Research
Systematic analysis of gene expression in human brains before and after death
1 Max-Planck-Institute for Evolutionary Anthropology, Deutscher Platz, D-04103 Leipzig, Germany
2 Department of Neuropathology and National Brain Tumor Reference Center, University of Bonn Medical Center, Sigmund-Freud-Strasse, D-53105 Bonn, Germany
3 Cambridge Centre for Neuropsychiatric Research, Institute of Biotechnology, University of Cambridge, Tennis Court Road, Cambridge CB2 1QT, UK
4 Paul Flechsig Institute for Brain Research, University of Leipzig, Jahnallee, D-04109 Leipzig, Germany
5 Department of Neurosurgery, University of Bonn Medical Center, Sigmund-Freud-Strasse, D-53105 Bonn, Germany
Genome Biology 2005, 6:R112 doi:10.1186/gb-2005-6-13-r112
Published: 30 December 2005Abstract
Background
Numerous studies have employed microarray techniques to study changes in gene expression in connection with human disease, aging and evolution.

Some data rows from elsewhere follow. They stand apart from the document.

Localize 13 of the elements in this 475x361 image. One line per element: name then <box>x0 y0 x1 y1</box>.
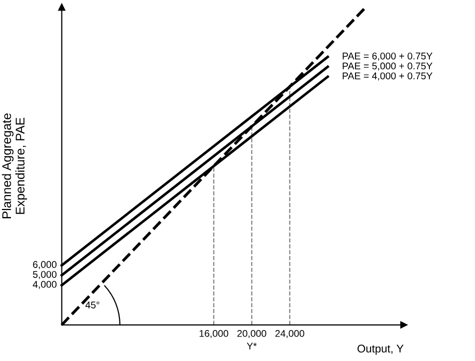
x-tick-label: 16,000 <box>200 330 228 338</box>
x-tick-label: 24,000 <box>275 330 304 338</box>
text: Y* <box>246 342 257 350</box>
y-axis-title: Planned Aggregate Expenditure, PAE <box>2 113 28 218</box>
y-tick-label: 6,000 <box>33 261 57 270</box>
series-label: PAE = 4,000 + 0.75Y <box>342 72 432 80</box>
x-tick-label: 20,000 <box>237 330 266 338</box>
series-label: PAE = 5,000 + 0.75Y <box>342 62 432 71</box>
x-axis-title: Output, Y <box>358 344 404 355</box>
series-label: PAE = 6,000 + 0.75Y <box>342 52 432 61</box>
y-tick-label: 4,000 <box>32 280 57 289</box>
y-tick-label: 5,000 <box>32 270 57 280</box>
annotation: 45° <box>85 302 100 308</box>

The vast majority of human samples available for research are obtained from deceased individuals. This raises questions about how well gene expression patterns in such samples reflect those of living individuals.
Results
Here, we compare gene expression patterns in two human brain regions in postmortem samples and in material collected during surgical intervention. We find that death induces significant expression changes in more than 10% of all expressed genes. These changes are non-randomly distributed with respect to their function. Moreover, we observe similar expression changes due to death in two distinct brain regions. Consequently, the pattern of gene expression differences between the two brain regions is largely unaffected by death, although the magnitude of differences is reduced by 50% in postmortem samples. Furthermore, death-induced changes do not contribute significantly to gene expression variation among postmortem human brain samples.
Conclusion
We conclude that postmortem human brain samples are suitable for investigating gene expression patterns in humans, but that caution is warranted in interpreting results for individual genes.